Bizarre Tales of Stock Broker Fraud


. By Gordon Gibb

Stock broker fraud can leave one shaking one's head—in view of the arrogance and cruelty of some perpetrators in taking advantage of other people and their money, together with the tragedy when innocent people are needlessly fleeced and financially scarred.

Consumer Reports Money Advisor has even weighed into the fray, with tips to its massive subscriber base on how to avoid stock fraud and prevent being taken to the cleaners.

The Lowell Sun of Massachusetts (3/23/12) outlined a couple of grievous examples of stock broker fraud. Raymond James Financial was required to pay an arbitration award of nearly $1.8 million following the unauthorized movement of $3.5 million worth of funds from bonds to variable annuities and a variable life insurance policy. The client in this case was 87 years old.

Then there was the damage award of $800,000 charged to Merrill Lynch after the financial juggernaut placed the savings of another client, in her 80s', into an all-stock portfolio.

Both awards were handled via stockbroker arbitration.

Brokers have a fiduciary responsibility to represent the intent and wishes of their clients, rather than for personal gain. It is a long-held strategy in the world of financial planning that higher risk and potential volatility is best weathered by younger investors with sufficient time to absorb potential losses. Older investors are better served, generally, by products with lower risk.

In all instances, a client's risk tolerance, regardless of age, is paramount.

One of the most bizarre tales involved a US soldier who formerly defrauded an elderly couple in Ohio of their life savings.

According to the New York Daily News (3/21/12), Staff. Sgt. Robert Bales was a stockbroker in Columbus, prior to enlisting. Federal regulators, in 2003, cited Bales for "fraud, breach of fiduciary duty, churning, unauthorized trading and unsuitable investments," and ordered Bales and his partners to pay Gary Liebschner and his wife $1,274,000 in compensatory and punitive damages.

The Liebschners had asked Bales to liquidate stock they held in AT&T in order to pay medical bills. The stock was worth $852,000, according to the report. The stock was liquidated—Bales was said to have taken as much as $16,000 in commission in a single day—but the money was never advanced to the investors.

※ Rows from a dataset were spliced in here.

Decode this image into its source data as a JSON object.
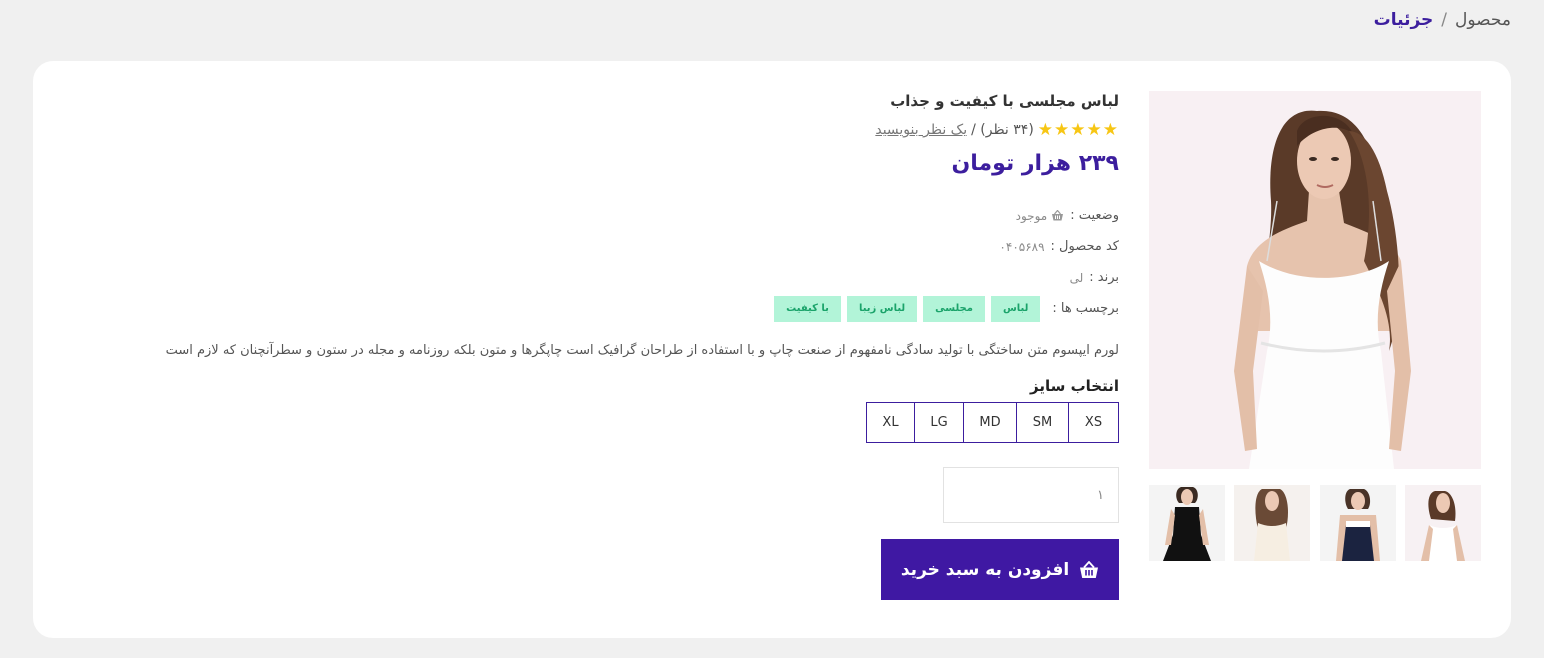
{
  "breadcrumb": {
    "first": "محصول",
    "separator": "/",
    "current": "جزئیات"
  },
  "product": {
    "title": "لباس مجلسی با کیفیت و جذاب",
    "stars": "★★★★★",
    "reviews_count": "(۳۴ نظر) /",
    "write_review": "یک نظر بنویسید",
    "price": "۲۳۹ هزار تومان",
    "status_label": "وضعیت :",
    "status_value": "موجود",
    "code_label": "کد محصول :",
    "code_value": "۰۴۰۵۶۸۹",
    "brand_label": "برند :",
    "brand_value": "لی",
    "tags_label": "برچسب ها :",
    "tags": [
      "لباس",
      "مجلسی",
      "لباس زیبا",
      "با کیفیت"
    ],
    "description": "لورم ایپسوم متن ساختگی با تولید سادگی نامفهوم از صنعت چاپ و با استفاده از طراحان گرافیک است چاپگرها و متون بلکه روزنامه و مجله در ستون و سطرآنچنان که لازم است",
    "size_label": "انتخاب سایز",
    "sizes": [
      "XS",
      "SM",
      "MD",
      "LG",
      "XL"
    ],
    "quantity": "۱",
    "add_to_cart": "افزودن به سبد خرید",
    "cart_icon": "shopping-basket-icon"
  },
  "colors": {
    "accent": "#3f18a3",
    "tag_bg": "#b2f4d8",
    "tag_text": "#1aa36a",
    "star": "#f7c614"
  }
}
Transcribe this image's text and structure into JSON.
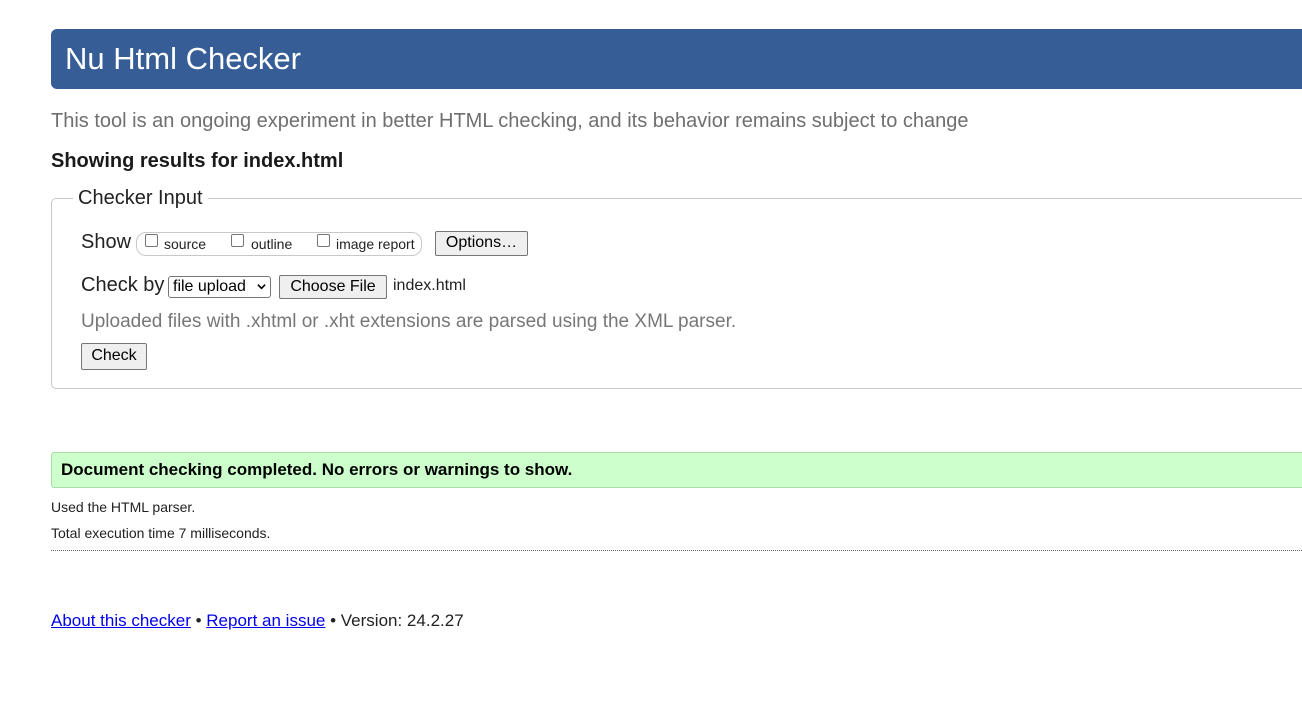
{
  "header": {
    "title": "Nu Html Checker"
  },
  "subtitle": "This tool is an ongoing experiment in better HTML checking, and its behavior remains subject to change",
  "results_for": "Showing results for index.html",
  "checker_input": {
    "legend": "Checker Input",
    "show_label": "Show",
    "show_options": [
      {
        "label": "source",
        "checked": false
      },
      {
        "label": "outline",
        "checked": false
      },
      {
        "label": "image report",
        "checked": false
      }
    ],
    "options_button": "Options…",
    "check_by_label": "Check by",
    "check_by_selected": "file upload",
    "choose_file_button": "Choose File",
    "chosen_file": "index.html",
    "hint": "Uploaded files with .xhtml or .xht extensions are parsed using the XML parser.",
    "check_button": "Check"
  },
  "result": {
    "success_message": "Document checking completed. No errors or warnings to show.",
    "parser_info": "Used the HTML parser.",
    "execution_time": "Total execution time 7 milliseconds."
  },
  "footer": {
    "about_link": "About this checker",
    "separator": "•",
    "report_link": "Report an issue",
    "version": "Version: 24.2.27"
  },
  "colors": {
    "header_bg": "#365d95",
    "success_bg": "#ccffcc",
    "link": "#0000ee"
  }
}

Bales disappeared.

Bales reportedly failed to appear at a stock broker arbitration hearing in 2000. This past March, the man who allegedly committed stock broker investment fraud was accused of gunning down 16 Afghan civilians while serving in uniform.

It is a bizarre tale of stock fraud.

Consumer Reports, the wildly successful and respected magazine published by Consumers Union, advocates that investors be on the lookout for large numbers of trades, unexpected fees or mysterious drops in portfolio value. One popular aspect of stockbroker fraud is "churning," which are successive trades in an effort to generate fees.

Many investors have little knowledge of such attempts to defraud. Little wonder so many have required the help of a stock broker fraud lawyer to unravel the mysteries of fraud via a stock broker arbitration lawsuit.